Dataset of "Tailored Silicon Nanostructures in Conductive-based Hydrogel Binders: Impact of Size, Structure, and Surface Chemistry on Li-Ion Battery Performance"

This study investigated the performance of Si-based anode materials for Li-ion batteries. These materials were prepared via the in situ polymerization of a conductive polypyrrole (PPy) hydrogel using an environmentally friendly, waterborne approach. Phytic acid (PhA), a naturally occurring molecule, was employed as a crosslinking agent for the PPy chains, while polyacrylic acid (PAA) served as a stabilizing agent for the Si nanoparticles. The PPy hydrogel functioned as a high-performance conductive binder, conformally coating the Si nanoparticles.

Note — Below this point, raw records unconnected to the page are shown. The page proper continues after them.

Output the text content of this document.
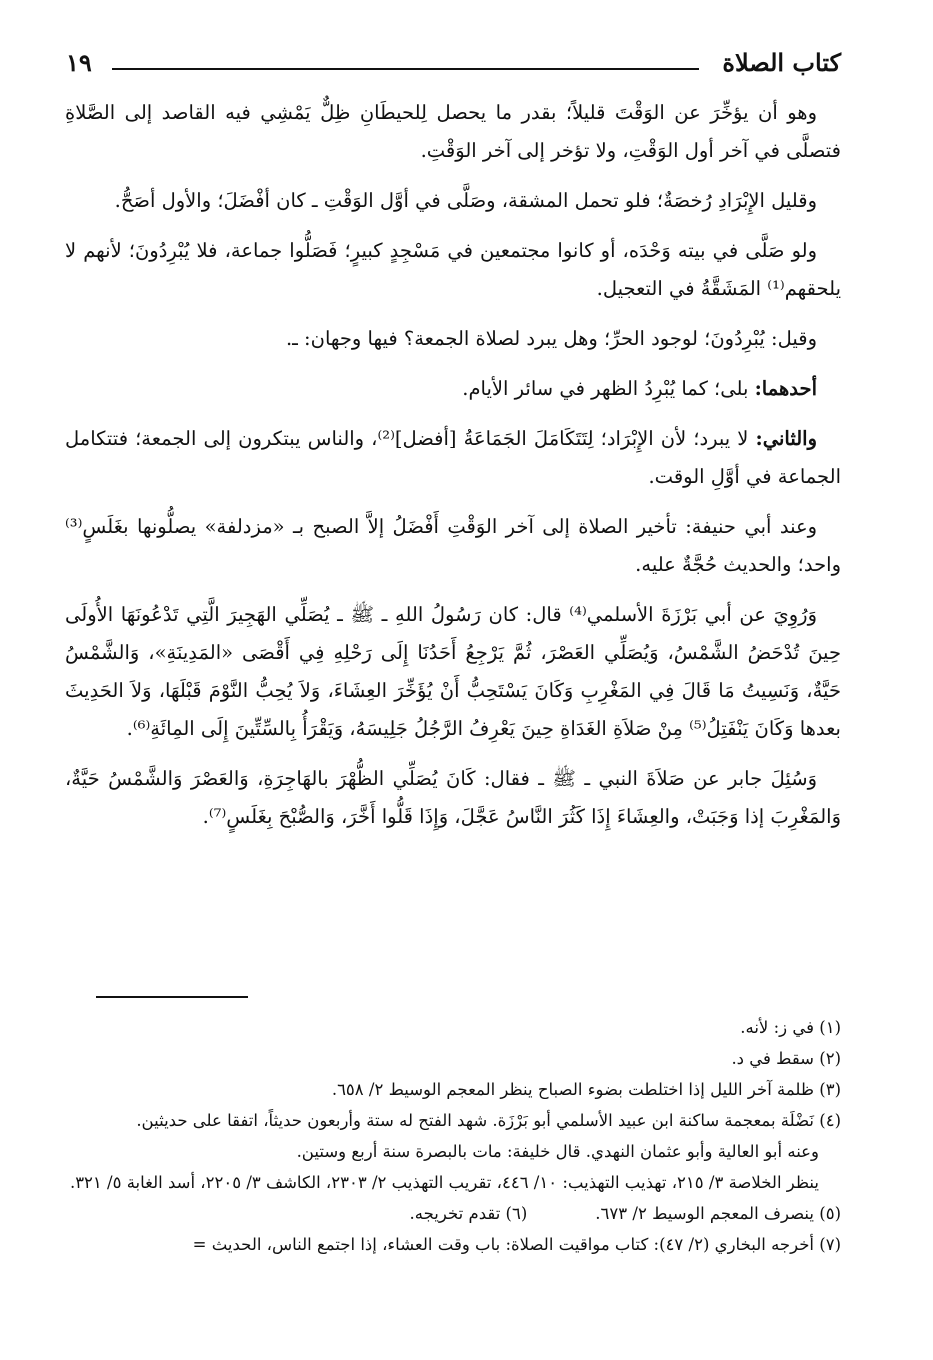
كتاب الصلاة
١٩

وهو أن يؤخِّرَ عن الوَقْتَ قليلاً؛ بقدر ما يحصل لِلحيطَانِ ظِلٌّ يَمْشِي فيه القاصد إلى الصَّلاةِ فتصلَّى في آخر أول الوَقْتِ، ولا تؤخر إلى آخر الوَقْتِ.

وقليل الإِبْرَادِ رُخصَةٌ؛ فلو تحمل المشقة، وصَلَّى في أوَّل الوَقْتِ ـ كان أفْضَلَ؛ والأول أصَحُّ.

ولو صَلَّى في بيته وَحْدَه، أو كانوا مجتمعين في مَسْجِدٍ كبيرٍ؛ فَصَلُّوا جماعة، فلا يُبْرِدُونَ؛ لأنهم لا يلحقهم⁽¹⁾ المَشَقَّةُ في التعجيل.

وقيل: يُبْرِدُونَ؛ لوجود الحرِّ؛ وهل يبرد لصلاة الجمعة؟ فيها وجهان: ـ.

أحدهما: بلى؛ كما يُبْرِدُ الظهر في سائر الأيام.

والثاني: لا يبرد؛ لأن الإِبْرَاد؛ لِتَتَكَامَلَ الجَمَاعَةُ [أفضل]⁽²⁾، والناس يبتكرون إلى الجمعة؛ فتتكامل الجماعة في أوَّلِ الوقت.

وعند أبي حنيفة: تأخير الصلاة إلى آخر الوَقْتِ أَفْضَلُ إلاَّ الصبح بـ «مزدلفة» يصلُّونها بغَلَسٍ⁽³⁾ واحد؛ والحديث حُجَّةٌ عليه.

وَرُوِيَ عن أبي بَرْزَةَ الأسلمي⁽⁴⁾ قال: كان رَسُولُ اللهِ ـ ﷺ ـ يُصَلِّي الهَجِيرَ الَّتِي تَدْعُونَهَا الأُولَى حِينَ تُدْحَضُ الشَّمْسُ، وَيُصَلِّي العَصْرَ، ثُمَّ يَرْجِعُ أَحَدُنَا إِلَى رَحْلِهِ فِي أَقْصَى «المَدِينَةِ»، وَالشَّمْسُ حَيَّةٌ، وَنَسِيتُ مَا قَالَ فِي المَغْرِبِ وَكَانَ يَسْتَحِبُّ أَنْ يُؤَخِّرَ العِشَاءَ، وَلاَ يُحِبُّ النَّوْمَ قَبْلَهَا، وَلاَ الحَدِيثَ بعدها وَكَانَ يَنْفَتِلُ⁽⁵⁾ مِنْ صَلاَةِ الغَدَاةِ حِينَ يَعْرِفُ الرَّجُلُ جَلِيسَهُ، وَيَقْرَأُ بِالسِّتِّينَ إِلَى المِائَةِ⁽⁶⁾.

وَسُئِلَ جابر عن صَلاَةَ النبي ـ ﷺ ـ فقال: كَانَ يُصَلِّي الظُّهْرَ بالهَاجِرَةِ، وَالعَصْرَ وَالشَّمْسُ حَيَّةٌ، وَالمَغْرِبَ إذا وَجَبَتْ، والعِشَاءَ إِذَا كَثُرَ النَّاسُ عَجَّلَ، وَإِذَا قَلُّوا أَخَّرَ، وَالصُّبْحَ بِغَلَسٍ⁽⁷⁾.

(١) في ز: لأنه.

(٢) سقط في د.

(٣) ظلمة آخر الليل إذا اختلطت بضوء الصباح ينظر المعجم الوسيط ٢/ ٦٥٨.

(٤) نَضْلَة بمعجمة ساكنة ابن عبيد الأسلمي أبو بَرْزَة. شهد الفتح له ستة وأربعون حديثاً، اتفقا على حديثين.

وعنه أبو العالية وأبو عثمان النهدي. قال خليفة: مات بالبصرة سنة أربع وستين.

ينظر الخلاصة ٣/ ٢١٥، تهذيب التهذيب: ١٠/ ٤٤٦، تقريب التهذيب ٢/ ٢٣٠٣، الكاشف ٣/ ٢٢٠٥، أسد الغابة ٥/ ٣٢١.

(٥) ينصرف المعجم الوسيط ٢/ ٦٧٣.

(٦) تقدم تخريجه.

(٧) أخرجه البخاري (٢/ ٤٧): كتاب مواقيت الصلاة: باب وقت العشاء، إذا اجتمع الناس، الحديث =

The study examined the effects of size, surface chemistry and solid-state properties (amorphous versus crystalline) of both commercial and lab-synthesized Si nanoparticles including Si quantum dots (SiQD) on the structural, morphological, and electrochemical performance of the Si-based anode materials. These insights enabled the optimization of Si-based anodes for enhanced electrochemical performance. A clear correlation was established between Si nanoparticle size, solid-state properties, and the resulting electrochemical performance of the developed anodes. The optimized Si-based anodes exhibited a well-balanced combination of specific capacity and rate capability.